I am grateful.” – SE

I am hopeful that the contributions above are able to provide deeper insight, validation around a similar experience, and/or additional support. Each person alive has their own uniqueness based on their experiences. You get to embrace and honor yours!

TOOLS: JOURNAL PROMPTS, ACTION STEPS, RESOURCES AND AN AFFIRMATION

MIXED RACE INDIVIDUALS: Start with identifying what has come up for you around race throughout your life. Identify the messages you received from family, friends, and your community about who you are. If you ever felt like you had to pick a side, did you? Do you feel more connected to one race and if so, how come? Have you felt accepted and/or rejected by others? Have you accepted and embraced all parts of who you are? Have you identified the challenges you have encountered throughout your life because of being mixed race? Can you identify what privileges have been afforded to you? Are there still remnants of wounds that show up for you today and if so, what are they? what are you doing to heal? How are you impacted by the racial tension that currently exists and who do you turn to for support? Are there people in your family unit who have inadvertently or blatantly put down your other race? (which is putting down a part of you) and if so, are you ready for the conversation?

Some of the most hurtful and harmful comments come from family members and people who identify themselves as allies, understanding this and having an awareness that it happens can support you taking action by way of conversations to spread that awareness. The way you honor yourself most is by getting to know yourself and accepting all parts of who you are. Using your voice differently with family members can be scary and uncomfortable. You may be bought into the thought that it will not matter or make a difference or your fear may be that you will hurt a family members feelings. You get to validate family members AND show up for yourself. An unhealthy dynamic will not change if you reinforce it by continuing to show up as you always have. If you want it to change, use your voice, honor yourself, and make the decision to change it!

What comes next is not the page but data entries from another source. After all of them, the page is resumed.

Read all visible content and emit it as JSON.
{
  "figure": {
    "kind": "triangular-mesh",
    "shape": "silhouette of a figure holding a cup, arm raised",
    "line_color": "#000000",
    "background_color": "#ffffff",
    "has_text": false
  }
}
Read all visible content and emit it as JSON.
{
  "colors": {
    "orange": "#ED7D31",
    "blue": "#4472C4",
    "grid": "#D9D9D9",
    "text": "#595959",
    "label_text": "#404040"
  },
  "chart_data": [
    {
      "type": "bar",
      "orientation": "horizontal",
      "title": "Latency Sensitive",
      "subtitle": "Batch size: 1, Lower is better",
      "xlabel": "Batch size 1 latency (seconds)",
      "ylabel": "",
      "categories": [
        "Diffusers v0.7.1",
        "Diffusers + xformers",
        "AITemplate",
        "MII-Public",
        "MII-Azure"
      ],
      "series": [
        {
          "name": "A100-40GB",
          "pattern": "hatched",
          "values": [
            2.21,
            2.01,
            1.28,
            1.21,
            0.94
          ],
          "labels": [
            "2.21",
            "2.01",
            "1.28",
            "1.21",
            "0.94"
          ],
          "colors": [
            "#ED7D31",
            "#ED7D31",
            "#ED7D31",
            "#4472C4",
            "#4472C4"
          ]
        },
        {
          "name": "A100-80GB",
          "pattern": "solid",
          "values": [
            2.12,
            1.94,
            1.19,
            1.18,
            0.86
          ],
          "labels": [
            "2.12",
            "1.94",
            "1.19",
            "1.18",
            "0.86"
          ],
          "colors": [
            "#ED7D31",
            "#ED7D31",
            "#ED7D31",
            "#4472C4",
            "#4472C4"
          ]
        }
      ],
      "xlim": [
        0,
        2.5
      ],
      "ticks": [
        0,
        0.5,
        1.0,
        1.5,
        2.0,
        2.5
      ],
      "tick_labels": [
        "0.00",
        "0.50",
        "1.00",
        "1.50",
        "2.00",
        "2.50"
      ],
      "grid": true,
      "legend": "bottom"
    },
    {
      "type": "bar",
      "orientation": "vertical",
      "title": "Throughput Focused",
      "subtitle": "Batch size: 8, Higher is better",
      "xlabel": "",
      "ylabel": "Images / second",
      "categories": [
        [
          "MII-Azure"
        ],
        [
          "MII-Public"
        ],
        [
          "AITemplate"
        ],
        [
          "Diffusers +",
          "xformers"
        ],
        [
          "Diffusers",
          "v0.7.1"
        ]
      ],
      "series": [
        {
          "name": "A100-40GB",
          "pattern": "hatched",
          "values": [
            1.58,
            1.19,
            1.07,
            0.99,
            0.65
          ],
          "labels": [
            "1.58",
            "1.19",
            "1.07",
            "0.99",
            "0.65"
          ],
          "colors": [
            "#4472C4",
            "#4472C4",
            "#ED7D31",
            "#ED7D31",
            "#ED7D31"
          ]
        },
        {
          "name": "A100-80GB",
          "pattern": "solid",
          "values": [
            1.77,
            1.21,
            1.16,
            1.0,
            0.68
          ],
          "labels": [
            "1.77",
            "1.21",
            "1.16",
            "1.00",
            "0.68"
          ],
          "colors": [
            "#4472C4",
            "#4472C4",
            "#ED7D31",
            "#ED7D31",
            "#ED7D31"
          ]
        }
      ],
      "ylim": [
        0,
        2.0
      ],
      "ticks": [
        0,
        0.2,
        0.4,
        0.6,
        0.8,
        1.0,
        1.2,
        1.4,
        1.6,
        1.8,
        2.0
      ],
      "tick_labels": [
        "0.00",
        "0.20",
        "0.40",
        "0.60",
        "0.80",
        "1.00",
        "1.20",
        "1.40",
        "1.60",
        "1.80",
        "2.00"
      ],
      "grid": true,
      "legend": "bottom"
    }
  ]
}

AFFIRMATION: I am enough because, I am. I am whole because I exist. I belong because I am living this human experience. I am a part of you, whether you accept me or not. I accept myself as whole, as beautiful, as enough, and in that acceptance, I am free.

INTERRACIAL COUPLES WITH CHILDREN: Begin the conversation early. Start discussion with your partner about your different cultures, traditions, and how race and racial tensions have impacted you. Share with one another your concerns as well as the challenges you believe your child may face. Get on the same page around how you are going to expose your child to all parts of their culture. Teach your child to see their own beauty and appreciate the beauty in both of their races, as well as other races and people. I have attached two children’s books to this post, which I am not personally affiliated with, that may support beginning the conversation. There are also quite a few other books on the market that you may feel would be a better fit for your family:

Remember that although you may not see race and color, the world around you often does, and having those conversations with your children early can make all the difference.

Who are your people? Where is your home? We are all part of the Universe, it is impossible to truly be alone. Always searching for belonging, we should not have to fight to fit in, because true belonging is inherent in being human.